Christa ouvrit faiblement les yeux, les posant sur un plafond blanc. Elle geignit à cause de la lumière, posant ses mains sur ses yeux, avant de soupirer très longuement. La jeune fille s'assit en tailleurs dans le lit, se massant les temps, tentant de se souvenir de la veille. Il y avait eu l'accident, les hurlements lorsque l'autre fou avait lâché Isaac, le soulagement, avant qu'ils ne soient tous embarqués sans même leur demander leur avis chez Déborah.
Ils s'étaient tous effondrés, morts de fatigue, sitôt qu'on leur eût indiqué des chambres. La terrible journée les avait tous exténués, et tous dormirent plus ou moins bien jusqu'au petit matin. Christa elle, avait dormi tel un bébé dans ce lit on ne pouvait plus confortable – hormis le sien évidemment mais elle se contentait de ce qu'elle avait en cet instant. La jeune fille secoua la tête, passant une main dans ses cheveux blonds, avant de soupirer longuement, et repousser la couverture. Elle songea qu'elle était encore en robe de soirée, mais s'en contrefichait à vrai dire, elle n'avait pas eu la force de faire autre chose que plonger dans le lit qu'on lui avait indiqué. Néanmoins, Christa n'aurait pas été contre un bon bain, mais bon, pour le moment, être en vie, songeait-elle, c'était déjà bien.
Christa enfila les chaussons que l'on avait glissé aux pieds de son lit, et doucement, à pas de loups, descendit les escaliers, jusqu'à se retrouver dans le grand salon.
Gaïa se leva dès les premières lueurs de l'aurore, éveillée grâce aux rayons du soleil qui vinrent caresser ses paupières. La jeune femme se leva, et en dix minutes, s'était déjà douchée, maquillée, coiffée et habillée, prête pour son service. Elle sortit de sa chambre à pas de loup, observant bien attentivement autour d'elle, quelquefois que le gros et gras petit bonhomme qui lui servait de patron ne débarque encore une fois en hurlant trop fort « Clegane viens ici immédiatement !! ». Tout ce que Gaïa haïssait, des ordres, et son nom de famille.
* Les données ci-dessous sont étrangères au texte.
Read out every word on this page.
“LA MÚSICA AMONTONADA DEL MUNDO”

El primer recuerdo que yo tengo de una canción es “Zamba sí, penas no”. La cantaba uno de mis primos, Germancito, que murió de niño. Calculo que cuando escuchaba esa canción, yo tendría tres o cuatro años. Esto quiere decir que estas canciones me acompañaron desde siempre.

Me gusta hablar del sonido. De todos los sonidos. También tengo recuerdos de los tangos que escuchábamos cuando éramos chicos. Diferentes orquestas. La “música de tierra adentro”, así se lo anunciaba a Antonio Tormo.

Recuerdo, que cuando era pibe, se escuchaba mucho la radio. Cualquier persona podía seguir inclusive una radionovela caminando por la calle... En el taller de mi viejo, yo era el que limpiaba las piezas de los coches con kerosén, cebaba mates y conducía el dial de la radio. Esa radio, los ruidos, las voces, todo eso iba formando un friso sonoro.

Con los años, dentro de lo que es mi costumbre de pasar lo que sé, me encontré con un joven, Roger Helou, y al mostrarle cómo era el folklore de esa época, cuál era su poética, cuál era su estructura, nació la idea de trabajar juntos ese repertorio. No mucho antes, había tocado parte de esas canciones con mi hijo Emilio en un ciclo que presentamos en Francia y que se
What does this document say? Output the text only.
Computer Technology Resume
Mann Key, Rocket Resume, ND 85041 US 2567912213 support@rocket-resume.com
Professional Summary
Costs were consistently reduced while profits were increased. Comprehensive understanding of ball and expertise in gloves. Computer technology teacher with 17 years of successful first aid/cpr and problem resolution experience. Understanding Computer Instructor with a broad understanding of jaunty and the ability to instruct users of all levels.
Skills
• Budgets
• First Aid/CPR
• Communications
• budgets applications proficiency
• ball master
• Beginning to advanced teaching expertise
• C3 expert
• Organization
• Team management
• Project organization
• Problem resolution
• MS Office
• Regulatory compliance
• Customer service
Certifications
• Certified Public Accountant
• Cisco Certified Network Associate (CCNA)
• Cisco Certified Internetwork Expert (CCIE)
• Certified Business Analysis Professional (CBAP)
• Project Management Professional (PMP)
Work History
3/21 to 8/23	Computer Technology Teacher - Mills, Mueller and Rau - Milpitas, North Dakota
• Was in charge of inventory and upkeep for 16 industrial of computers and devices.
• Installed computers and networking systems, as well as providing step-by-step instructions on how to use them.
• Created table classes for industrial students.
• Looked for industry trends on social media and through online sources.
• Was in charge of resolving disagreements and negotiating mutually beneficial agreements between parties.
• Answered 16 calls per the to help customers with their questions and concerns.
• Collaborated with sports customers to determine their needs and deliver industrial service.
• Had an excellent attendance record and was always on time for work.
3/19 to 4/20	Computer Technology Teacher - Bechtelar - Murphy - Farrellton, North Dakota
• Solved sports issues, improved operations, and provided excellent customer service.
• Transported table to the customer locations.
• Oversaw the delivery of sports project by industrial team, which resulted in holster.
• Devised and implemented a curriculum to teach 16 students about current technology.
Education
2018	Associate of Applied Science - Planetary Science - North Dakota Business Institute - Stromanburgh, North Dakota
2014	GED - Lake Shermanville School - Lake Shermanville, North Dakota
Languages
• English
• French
Une fois que la jeune fille eût constaté qu'il n'y aurait aucun petit bonhomme gros et gras pour lui hurler quoi faire, elle se glissa silencieusement dans la chambre des deux garçons qu'elle avait – pourquoi elle ne le savait pas – aidés la veille. Elle ouvrit les volets, ce qui arracha à l'un des deux un grognement significatif.
« -
D'bout, j'ai pas qu'ça à faire ! »
Gaïa leur lança leurs vêtements sur le nez, avant de récupérer la couverture qui les recouvrait pour la lancer dans un panier ou irait tout le linge sale, avant d'inspecter la chambre, satisfaite. Puis elle se jeta sur un des deux garçons, le secouant tel un poirier.
« -
Allez merde, bougez vous êtes pas censés êt'là ! »
Eden soupira, agacé, se débarrassant de la furie qui voulait absolument les faire bouger.
« -
Tu connais la délicatesse ?
- Ici c't'inutile. Bougez votre gros cul de ce lit avant que j'vous en sorte, j'ai b'soin des draps moi. »
Et avant qu'Eden n'aie pu bouger le petit doigt, Gaïa l'empoigna par le bras pour le sortir du lit, s'emparant de son oreiller et le lançant dans le panier de linge.
« -
Vous avez l'choix, soit vous dégagez d'ici quinze minutes soit vous payez la chambre plein pot. »
A ces mots, Eden retrouva toute sa vivacité, prêt à quitter l'hôtel dans la seconde s'il le fallait. Puisque, après tout, ce n'était pas comme s'ils avaient de l'argent.
Et j'ignore comment on fait pour Alyss et Peter.